En dan maakt het ook nog uit wanneer je eet. Dan hebben we het over chrono nutrition. Er zijn zo veel factoren die de variabiliteit bepalen. In het verleden verdeelden we een groep mensen die we wilde onderzoeken in een behandelde groep en een placebogroep. Maar die mensen moesten zo homogeen mogelijk zijn om eenduidige, significante uitkomsten te krijgen. Dus alleen maar slanke mannen of postmenstruele vrouwen. Dan is de uitkomst ook homogeen en hoef je geen rekening te houden met onderlinge verschillen. Zo krijg je misschien een duidelijk beeld van wat volle granen doen, of bepaalde plantaardige polyfenolen. Maar door de standaardisering van de onderzochte groep stuur je al heel erg naar een bepaalde uitkomst.

We zijn steeds meer tot de ontdekking gekomen dat mensen heel verschillend reageren op hetzelfde dieet. Als je honderd mensen hetzelfde dieet geeft, reageert misschien maar veertig procent zoals je hoopt dat ze reageren. Maar we wisten nooit wie die veertig procent, of dertig of vijftig, van de onderzochte deelnemers dan waren. We zijn nu wel geïnteresseerd in die subgroep die goed reageert op een bepaald dieet of voedingsmiddel. Als het gemiddelde effect van een bepaald dieet een verlaging van tien procent cholesterol te zien geeft, maar bij een subgroep twintig procent, dan willen we die mensen kunnen identificeren. Om die subgroepen te kunnen maken heb je juist de onderlinge variabiliteit nodig.”

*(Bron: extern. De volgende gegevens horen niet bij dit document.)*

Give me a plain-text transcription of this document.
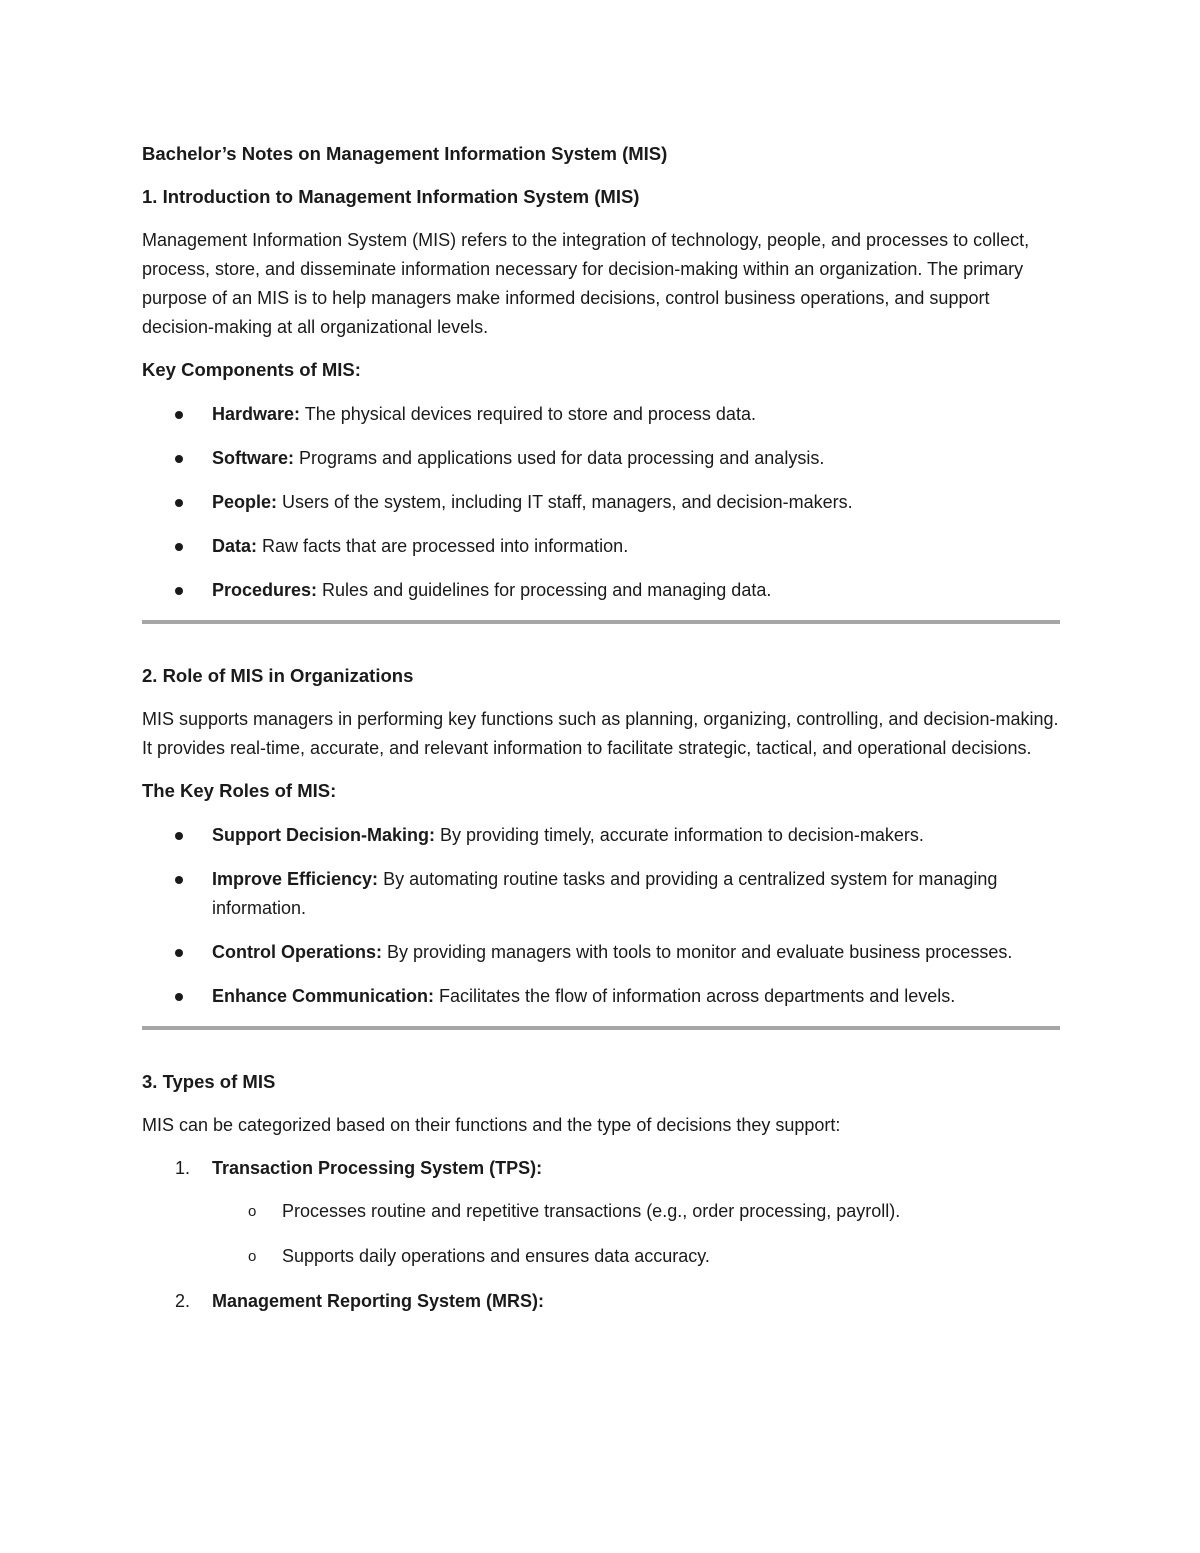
Bachelor’s Notes on Management Information System (MIS)

1. Introduction to Management Information System (MIS)

Management Information System (MIS) refers to the integration of technology, people, and processes to collect, process, store, and disseminate information necessary for decision-making within an organization. The primary purpose of an MIS is to help managers make informed decisions, control business operations, and support decision-making at all organizational levels.

Key Components of MIS:

Hardware: The physical devices required to store and process data.
Software: Programs and applications used for data processing and analysis.
People: Users of the system, including IT staff, managers, and decision-makers.
Data: Raw facts that are processed into information.
Procedures: Rules and guidelines for processing and managing data.

2. Role of MIS in Organizations

MIS supports managers in performing key functions such as planning, organizing, controlling, and decision-making. It provides real-time, accurate, and relevant information to facilitate strategic, tactical, and operational decisions.

The Key Roles of MIS:

Support Decision-Making: By providing timely, accurate information to decision-makers.
Improve Efficiency: By automating routine tasks and providing a centralized system for managing information.
Control Operations: By providing managers with tools to monitor and evaluate business processes.
Enhance Communication: Facilitates the flow of information across departments and levels.

3. Types of MIS

MIS can be categorized based on their functions and the type of decisions they support:

1. Transaction Processing System (TPS):
o Processes routine and repetitive transactions (e.g., order processing, payroll).
o Supports daily operations and ensures data accuracy.
2. Management Reporting System (MRS):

Er wordt veel onderzoek gedaan naar het microbioom en hoe voeding daarop werkt. Hoe vezels een prebiotisch effect hebben, hoe korteketenvetzuren de gezondheid van de darmen bepalen. Maar heel erg ver lijkt dat onderzoek niet te komen.
“De korteketenvetzuren zijn de new kids on the block. Daar is veel onduidelijkheid nog over. Ze worden gelinkt aan heel veel metabole paden. Niet altijd even succesvol, moet ik zeggen, we moeten nog veel meer evidence genereren. Maar er zijn wel relaties, bijvoorbeeld met diabetes, gewicht, verzadiging, waarbij we denken dat die korteketenvetzuren een belangrijke rol spelen.

Het probleem is weer de causaliteit. Verandert het microbioom omdat jij je dieet verandert, of meten we maar een enkele biomarker van wat je eet. Wat zegt het eigenlijk als we veranderingen meten? Als ik prebiotisch voedsel ga eten en mijn microbioom verandert, is dat dan ook verantwoordelijk voor een effect? Dat weten we niet.”